– Ryan Francis, Law Student, William Mitchell Law School


Is he alive? Not really, but the Manhattan Second District Court recently referenced the Frankenstein monster in The Football Ass’n Premiere League Ltd. v. YouTube Inc., No. 07 CIV. 3582 LLS, 2013 WL 2096411 (S.D.N.Y. May 15, 2013). In this case, plaintiffs alleged that YouTube Inc., and its parent company Google Inc., violated the Digital Millennium Copyright Act (DMCA).  The Court denied class certification to plaintiffs, asserting that this issue was a “Frankenstein monster posing as a class action.” This Frankenstein reference was resurrected after its initial use in the courts forty-five-years ago, when Judge Lombard objected to a class certification, because “class actions were not meant to cover situations where almost everyone was a potential member of the class.”

In tackling this potentially monstrous class action, the Court held that: (1) the class is too large and; (2) copyrights are not good candidates for class actions.  The Court explained that this “…worldwide class is extremely numerous, so much so that not only their joinder individually in a single action is impracticable, but also that administration of their claims in a single legal action is impracticable.”  The Court further held that this copyright class is not a good candidate for class certification because “by their very nature, copyrightable works of art are each unique, and what infringes one will probably have no effect upon another.”

YouTube is a platform to view videos.  The website has over a billion unique users visiting each month, and four billion hours of video watched each month, with seventy-percent of its total traffic occurring outside of the U.S.  YouTube allows users to post videos that may contain copyrighted material and often amount to copyright infringement by “quoting or copying material in copyrighted works.”  However, because the volume of the content uploaded and the number of the users on YouTube, it is “impracticable,” if not impossible, to pursue the claims on an individual basis – or together as a unit.  In addition, litigating this particular class action suit would likely be an inefficient use of judicial resources because, although each individual claim has similar legal requirements, the analysis of facts particular to each claim are different.

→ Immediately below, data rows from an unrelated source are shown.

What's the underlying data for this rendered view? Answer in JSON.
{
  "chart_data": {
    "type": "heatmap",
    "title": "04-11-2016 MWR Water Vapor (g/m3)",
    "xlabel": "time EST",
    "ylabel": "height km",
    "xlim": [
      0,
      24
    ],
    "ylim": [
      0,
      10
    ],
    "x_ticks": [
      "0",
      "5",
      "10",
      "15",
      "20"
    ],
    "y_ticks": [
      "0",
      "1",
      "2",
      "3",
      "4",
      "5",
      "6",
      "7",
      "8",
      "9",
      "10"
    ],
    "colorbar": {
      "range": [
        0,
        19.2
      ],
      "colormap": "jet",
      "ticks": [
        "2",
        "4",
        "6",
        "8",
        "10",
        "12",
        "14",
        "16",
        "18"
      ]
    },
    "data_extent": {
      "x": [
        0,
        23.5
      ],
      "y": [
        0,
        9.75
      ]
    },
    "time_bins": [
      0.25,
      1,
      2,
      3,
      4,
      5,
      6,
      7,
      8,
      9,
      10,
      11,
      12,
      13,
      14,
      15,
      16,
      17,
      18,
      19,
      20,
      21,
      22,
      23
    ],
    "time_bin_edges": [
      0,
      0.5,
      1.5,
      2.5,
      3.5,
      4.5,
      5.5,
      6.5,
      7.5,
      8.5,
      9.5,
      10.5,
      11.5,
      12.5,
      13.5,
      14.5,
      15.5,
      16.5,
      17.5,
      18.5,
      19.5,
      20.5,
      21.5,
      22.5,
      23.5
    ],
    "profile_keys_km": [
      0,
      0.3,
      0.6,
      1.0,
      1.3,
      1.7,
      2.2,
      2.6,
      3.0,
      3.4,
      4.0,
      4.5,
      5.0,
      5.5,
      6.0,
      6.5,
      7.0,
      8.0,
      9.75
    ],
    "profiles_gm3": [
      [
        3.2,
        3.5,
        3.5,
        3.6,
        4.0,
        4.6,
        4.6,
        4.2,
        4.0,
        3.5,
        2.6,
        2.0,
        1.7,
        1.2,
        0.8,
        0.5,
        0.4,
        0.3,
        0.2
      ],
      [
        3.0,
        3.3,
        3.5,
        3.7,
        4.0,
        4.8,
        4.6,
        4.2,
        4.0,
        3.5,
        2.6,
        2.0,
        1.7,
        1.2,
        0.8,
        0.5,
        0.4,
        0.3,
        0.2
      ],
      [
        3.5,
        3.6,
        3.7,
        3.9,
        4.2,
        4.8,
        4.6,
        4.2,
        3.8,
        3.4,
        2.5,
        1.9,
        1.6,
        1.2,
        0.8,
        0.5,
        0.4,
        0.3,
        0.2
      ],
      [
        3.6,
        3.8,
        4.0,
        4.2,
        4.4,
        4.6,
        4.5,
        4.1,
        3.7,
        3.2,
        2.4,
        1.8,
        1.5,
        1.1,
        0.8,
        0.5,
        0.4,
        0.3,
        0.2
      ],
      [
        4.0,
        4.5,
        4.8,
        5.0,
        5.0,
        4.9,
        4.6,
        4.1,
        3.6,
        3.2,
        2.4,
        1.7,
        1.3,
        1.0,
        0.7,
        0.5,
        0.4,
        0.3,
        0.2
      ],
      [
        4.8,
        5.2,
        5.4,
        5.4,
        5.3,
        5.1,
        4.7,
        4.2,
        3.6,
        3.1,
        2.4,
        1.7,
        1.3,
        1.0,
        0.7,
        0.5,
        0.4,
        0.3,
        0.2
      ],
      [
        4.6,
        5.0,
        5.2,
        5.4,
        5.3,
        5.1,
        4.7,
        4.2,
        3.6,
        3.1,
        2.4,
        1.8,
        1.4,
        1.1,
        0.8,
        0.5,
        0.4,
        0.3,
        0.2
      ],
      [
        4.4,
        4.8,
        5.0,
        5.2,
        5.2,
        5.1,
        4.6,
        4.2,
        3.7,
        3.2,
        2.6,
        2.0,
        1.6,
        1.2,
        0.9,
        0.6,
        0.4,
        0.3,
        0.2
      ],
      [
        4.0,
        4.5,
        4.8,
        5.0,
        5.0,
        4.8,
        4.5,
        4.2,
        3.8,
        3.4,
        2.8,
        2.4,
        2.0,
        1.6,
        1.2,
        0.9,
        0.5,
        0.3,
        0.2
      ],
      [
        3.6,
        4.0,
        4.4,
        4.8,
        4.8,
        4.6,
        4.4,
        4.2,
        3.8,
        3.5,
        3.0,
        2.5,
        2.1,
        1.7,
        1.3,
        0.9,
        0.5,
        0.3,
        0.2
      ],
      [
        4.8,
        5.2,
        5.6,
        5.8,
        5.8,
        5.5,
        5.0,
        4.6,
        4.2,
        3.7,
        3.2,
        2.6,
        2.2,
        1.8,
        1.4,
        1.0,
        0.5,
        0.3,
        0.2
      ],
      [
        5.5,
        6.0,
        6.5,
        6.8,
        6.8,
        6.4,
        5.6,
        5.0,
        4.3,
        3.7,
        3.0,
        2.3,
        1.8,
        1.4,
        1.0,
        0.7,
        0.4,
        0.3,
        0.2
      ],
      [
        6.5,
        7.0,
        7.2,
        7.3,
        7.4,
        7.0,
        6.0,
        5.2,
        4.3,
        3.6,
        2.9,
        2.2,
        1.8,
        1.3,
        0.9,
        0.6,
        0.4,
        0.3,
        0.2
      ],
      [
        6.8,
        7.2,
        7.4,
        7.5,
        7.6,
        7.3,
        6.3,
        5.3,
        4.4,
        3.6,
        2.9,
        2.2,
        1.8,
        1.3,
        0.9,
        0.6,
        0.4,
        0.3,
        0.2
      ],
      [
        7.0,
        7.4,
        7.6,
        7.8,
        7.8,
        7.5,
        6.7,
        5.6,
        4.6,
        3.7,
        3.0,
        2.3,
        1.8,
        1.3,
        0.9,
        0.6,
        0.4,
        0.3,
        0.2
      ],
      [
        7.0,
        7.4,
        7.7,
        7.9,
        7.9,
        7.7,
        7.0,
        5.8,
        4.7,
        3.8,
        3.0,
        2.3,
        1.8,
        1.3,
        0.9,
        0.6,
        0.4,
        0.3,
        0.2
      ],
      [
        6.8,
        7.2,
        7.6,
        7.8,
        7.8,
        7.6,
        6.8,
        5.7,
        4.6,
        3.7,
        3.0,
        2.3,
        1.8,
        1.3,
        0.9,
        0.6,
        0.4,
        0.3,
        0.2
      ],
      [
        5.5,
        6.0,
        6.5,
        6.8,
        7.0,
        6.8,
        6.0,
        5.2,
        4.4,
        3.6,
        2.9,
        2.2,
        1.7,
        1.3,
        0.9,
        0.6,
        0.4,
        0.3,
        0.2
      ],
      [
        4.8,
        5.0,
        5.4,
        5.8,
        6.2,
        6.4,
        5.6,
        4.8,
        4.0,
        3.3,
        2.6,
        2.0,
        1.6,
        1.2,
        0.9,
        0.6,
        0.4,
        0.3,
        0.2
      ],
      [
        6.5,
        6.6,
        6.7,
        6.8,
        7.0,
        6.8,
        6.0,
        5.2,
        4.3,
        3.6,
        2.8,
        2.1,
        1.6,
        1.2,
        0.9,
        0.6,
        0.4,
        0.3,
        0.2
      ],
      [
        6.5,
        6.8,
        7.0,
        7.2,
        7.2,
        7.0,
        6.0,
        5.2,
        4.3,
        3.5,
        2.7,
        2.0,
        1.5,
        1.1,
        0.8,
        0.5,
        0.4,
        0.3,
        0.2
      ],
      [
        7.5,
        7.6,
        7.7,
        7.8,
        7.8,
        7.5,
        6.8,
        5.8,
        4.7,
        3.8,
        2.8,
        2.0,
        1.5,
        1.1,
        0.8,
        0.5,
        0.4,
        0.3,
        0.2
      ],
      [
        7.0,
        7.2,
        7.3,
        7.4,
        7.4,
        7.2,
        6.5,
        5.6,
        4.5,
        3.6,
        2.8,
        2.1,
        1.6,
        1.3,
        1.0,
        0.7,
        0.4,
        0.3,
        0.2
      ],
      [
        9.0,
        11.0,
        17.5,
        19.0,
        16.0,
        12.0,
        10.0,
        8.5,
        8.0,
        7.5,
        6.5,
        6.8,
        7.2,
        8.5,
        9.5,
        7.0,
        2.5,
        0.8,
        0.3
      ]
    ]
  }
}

This case is important because it sheds light on the difficult task future plaintiffs will have if they choose to bring a class action claim against one of the many online platforms that create a medium for copyrighted works to be posted – and infringed upon – by its users. It will be interesting to see how courts deal with pending claims of this sort and others that will inevitably arise. Will the “Frankenstein” monster return?